Here’s the setup: A neighbor who has made a trip to Scotland (a story in itself, naturally) and brought back books offers Kathy her pick. She chooses, much to her husband’s incredulity, a three-volume work of Chinese history.
For weeks I lived in two worlds. I felt that if I stepped out of my door I would see, not the Alberta prairies, but the plains of Fukien. Jade and lotus and porcelain were words I murmured to myself while I worked. I cannot explain the overpowering fascination that dry, long-winded history had for me. Perhaps it was that so much time had passed since I had read any book. Perhaps it was the pictures of cloudy mountains and twisting rivers that rewakened [sic] the desire to wander in far places that always slept in me. Or perhaps the amazing people I could be while smoking meat and making soap.
One day I was the tyrant Shih Huang Ti, who built the Great Wall and burned the great books and in the end was laid to rest on a bronze map of the empire flowing with rivers of quicksilver. I ruled my brood with a strong hand that day and demanded of Mike an accounting of his actions as sternly as any monarch interviewing his chief general.
And the next day I might be a Taoist priest or a young beauty from Szechwan waiting to be married to the Crown Prince. But most of all I enjoyed playing the life of Yang Kuei-fei, a “subverter of Empires,” a charmer of princes, whose feet were washed by the Emperor, whose candy was fetched by an army from the other end of China, whose parrot was buried in a silver casket to the accompaniment of Buddhist hymns.
I was working fourteen hours a day, and it made it easier to fancy myself a silken favorite lounging in the royal summer pavilion and scattering jewelry on the floor that my courtiers might help adorn me.

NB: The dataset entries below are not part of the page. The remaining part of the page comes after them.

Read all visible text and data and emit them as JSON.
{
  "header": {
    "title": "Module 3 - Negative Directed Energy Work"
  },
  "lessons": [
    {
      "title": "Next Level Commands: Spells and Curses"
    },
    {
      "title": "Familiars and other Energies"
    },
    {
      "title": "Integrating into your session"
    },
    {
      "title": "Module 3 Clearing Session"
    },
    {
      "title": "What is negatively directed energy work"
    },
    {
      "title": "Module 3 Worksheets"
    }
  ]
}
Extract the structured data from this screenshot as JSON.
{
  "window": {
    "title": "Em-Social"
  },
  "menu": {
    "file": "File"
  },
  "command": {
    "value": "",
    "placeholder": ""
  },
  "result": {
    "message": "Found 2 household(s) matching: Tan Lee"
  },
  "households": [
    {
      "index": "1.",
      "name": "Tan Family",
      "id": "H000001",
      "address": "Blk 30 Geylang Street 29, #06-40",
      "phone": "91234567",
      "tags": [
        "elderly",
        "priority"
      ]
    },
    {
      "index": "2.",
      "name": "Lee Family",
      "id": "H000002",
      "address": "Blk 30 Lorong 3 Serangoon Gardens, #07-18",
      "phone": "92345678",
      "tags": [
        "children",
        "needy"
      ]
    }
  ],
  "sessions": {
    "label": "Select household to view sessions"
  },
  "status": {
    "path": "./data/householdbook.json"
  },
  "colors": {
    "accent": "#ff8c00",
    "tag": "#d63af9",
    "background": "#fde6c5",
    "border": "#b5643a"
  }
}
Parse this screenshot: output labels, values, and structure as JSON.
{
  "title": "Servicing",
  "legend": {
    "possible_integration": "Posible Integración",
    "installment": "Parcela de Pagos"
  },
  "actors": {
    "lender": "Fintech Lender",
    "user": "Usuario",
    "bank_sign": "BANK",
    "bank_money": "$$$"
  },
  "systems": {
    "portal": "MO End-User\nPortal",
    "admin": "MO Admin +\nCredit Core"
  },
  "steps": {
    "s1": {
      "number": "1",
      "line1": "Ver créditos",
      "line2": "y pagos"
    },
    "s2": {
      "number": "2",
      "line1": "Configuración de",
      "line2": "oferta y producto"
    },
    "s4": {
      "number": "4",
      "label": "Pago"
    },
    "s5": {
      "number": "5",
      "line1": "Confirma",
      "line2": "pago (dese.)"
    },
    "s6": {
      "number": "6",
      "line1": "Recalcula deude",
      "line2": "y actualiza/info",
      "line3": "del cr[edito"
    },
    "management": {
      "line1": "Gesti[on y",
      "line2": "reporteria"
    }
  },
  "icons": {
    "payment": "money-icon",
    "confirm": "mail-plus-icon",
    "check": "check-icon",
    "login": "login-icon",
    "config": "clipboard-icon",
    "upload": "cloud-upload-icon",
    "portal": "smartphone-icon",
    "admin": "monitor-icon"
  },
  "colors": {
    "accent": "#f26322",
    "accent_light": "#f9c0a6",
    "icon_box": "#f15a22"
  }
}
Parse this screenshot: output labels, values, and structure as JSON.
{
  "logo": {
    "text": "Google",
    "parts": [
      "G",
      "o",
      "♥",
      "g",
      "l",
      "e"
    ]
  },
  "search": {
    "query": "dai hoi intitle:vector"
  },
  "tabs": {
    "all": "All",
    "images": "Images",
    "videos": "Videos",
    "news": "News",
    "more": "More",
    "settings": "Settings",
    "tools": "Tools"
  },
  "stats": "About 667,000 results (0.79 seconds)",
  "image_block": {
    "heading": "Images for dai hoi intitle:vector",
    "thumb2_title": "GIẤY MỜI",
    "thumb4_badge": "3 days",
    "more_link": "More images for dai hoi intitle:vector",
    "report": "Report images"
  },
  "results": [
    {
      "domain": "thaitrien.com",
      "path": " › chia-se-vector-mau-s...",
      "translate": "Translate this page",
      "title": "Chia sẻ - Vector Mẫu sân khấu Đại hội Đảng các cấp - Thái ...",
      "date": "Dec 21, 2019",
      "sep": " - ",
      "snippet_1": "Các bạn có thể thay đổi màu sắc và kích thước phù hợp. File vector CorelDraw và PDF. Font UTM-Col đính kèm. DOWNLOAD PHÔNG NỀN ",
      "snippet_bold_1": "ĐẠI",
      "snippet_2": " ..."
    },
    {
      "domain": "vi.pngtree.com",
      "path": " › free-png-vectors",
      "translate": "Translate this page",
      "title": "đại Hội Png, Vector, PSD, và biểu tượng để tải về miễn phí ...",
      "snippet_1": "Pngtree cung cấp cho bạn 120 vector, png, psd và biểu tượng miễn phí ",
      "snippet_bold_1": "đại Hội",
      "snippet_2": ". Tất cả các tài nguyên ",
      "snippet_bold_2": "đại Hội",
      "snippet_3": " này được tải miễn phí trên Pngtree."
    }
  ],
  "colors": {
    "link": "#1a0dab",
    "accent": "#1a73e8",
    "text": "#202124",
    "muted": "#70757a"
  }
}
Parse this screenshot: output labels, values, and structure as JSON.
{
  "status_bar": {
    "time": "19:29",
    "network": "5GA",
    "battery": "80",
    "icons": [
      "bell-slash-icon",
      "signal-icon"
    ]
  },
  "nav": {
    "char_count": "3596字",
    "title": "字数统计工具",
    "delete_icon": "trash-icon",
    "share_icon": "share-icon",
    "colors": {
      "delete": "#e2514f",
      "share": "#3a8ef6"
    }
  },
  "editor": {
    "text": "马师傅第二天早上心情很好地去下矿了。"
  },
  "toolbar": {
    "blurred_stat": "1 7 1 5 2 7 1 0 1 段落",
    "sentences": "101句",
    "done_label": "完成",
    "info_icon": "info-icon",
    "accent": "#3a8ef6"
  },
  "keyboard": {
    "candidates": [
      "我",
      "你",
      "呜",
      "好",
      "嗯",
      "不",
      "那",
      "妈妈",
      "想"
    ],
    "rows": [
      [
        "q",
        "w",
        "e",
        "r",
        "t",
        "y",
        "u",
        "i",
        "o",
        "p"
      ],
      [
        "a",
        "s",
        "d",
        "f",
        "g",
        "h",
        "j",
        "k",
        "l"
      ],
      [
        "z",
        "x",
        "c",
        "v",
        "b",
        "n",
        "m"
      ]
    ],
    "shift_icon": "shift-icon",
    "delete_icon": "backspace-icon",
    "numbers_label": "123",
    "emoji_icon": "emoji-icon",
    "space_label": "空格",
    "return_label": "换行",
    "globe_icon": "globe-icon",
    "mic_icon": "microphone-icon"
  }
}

It was my delight to imagine that outside my bedroom window spread the gardens of the Emperor’s summer palace. The rustling of the wind was to me the noise of the artificial brooks winding through a conventionalized landscape of miniature hills, set with marble benches and carved stone birds. The tall pines were stately pagodas, and Lesser Slave Lake was covered by lotus flowers. I was Yang Kuei-fei, imperial concubine, jeweled and scented, dressed in rich silks, surrounded by musicians and lantern-bearers, supping on jade-tinted fish, and casually listening to my praises sung by the revered poet Li Po....
Isn’t this double life of Kathy’s the perfectly and absolutely normal life of a reader? After all, for the past three days I have been living a second life in the wilds of the Northwest, in a time prior to my own birth, my husband an intrepid Mountie, our dog three-quarters wolf and the Northern Lights our ceiling. In short, Katherine Mary Flannigan’s daily life has been my escape fantasy.
Pioneer or princess? Explorer, inventor, Nobel prize winner? Who are you in your fantasy life, which is to say in your soul’s true and secret self? Sometimes I tell David, "I could have been a good Chinese peasant." Peasant, yes, but good? That's another question, isn't it?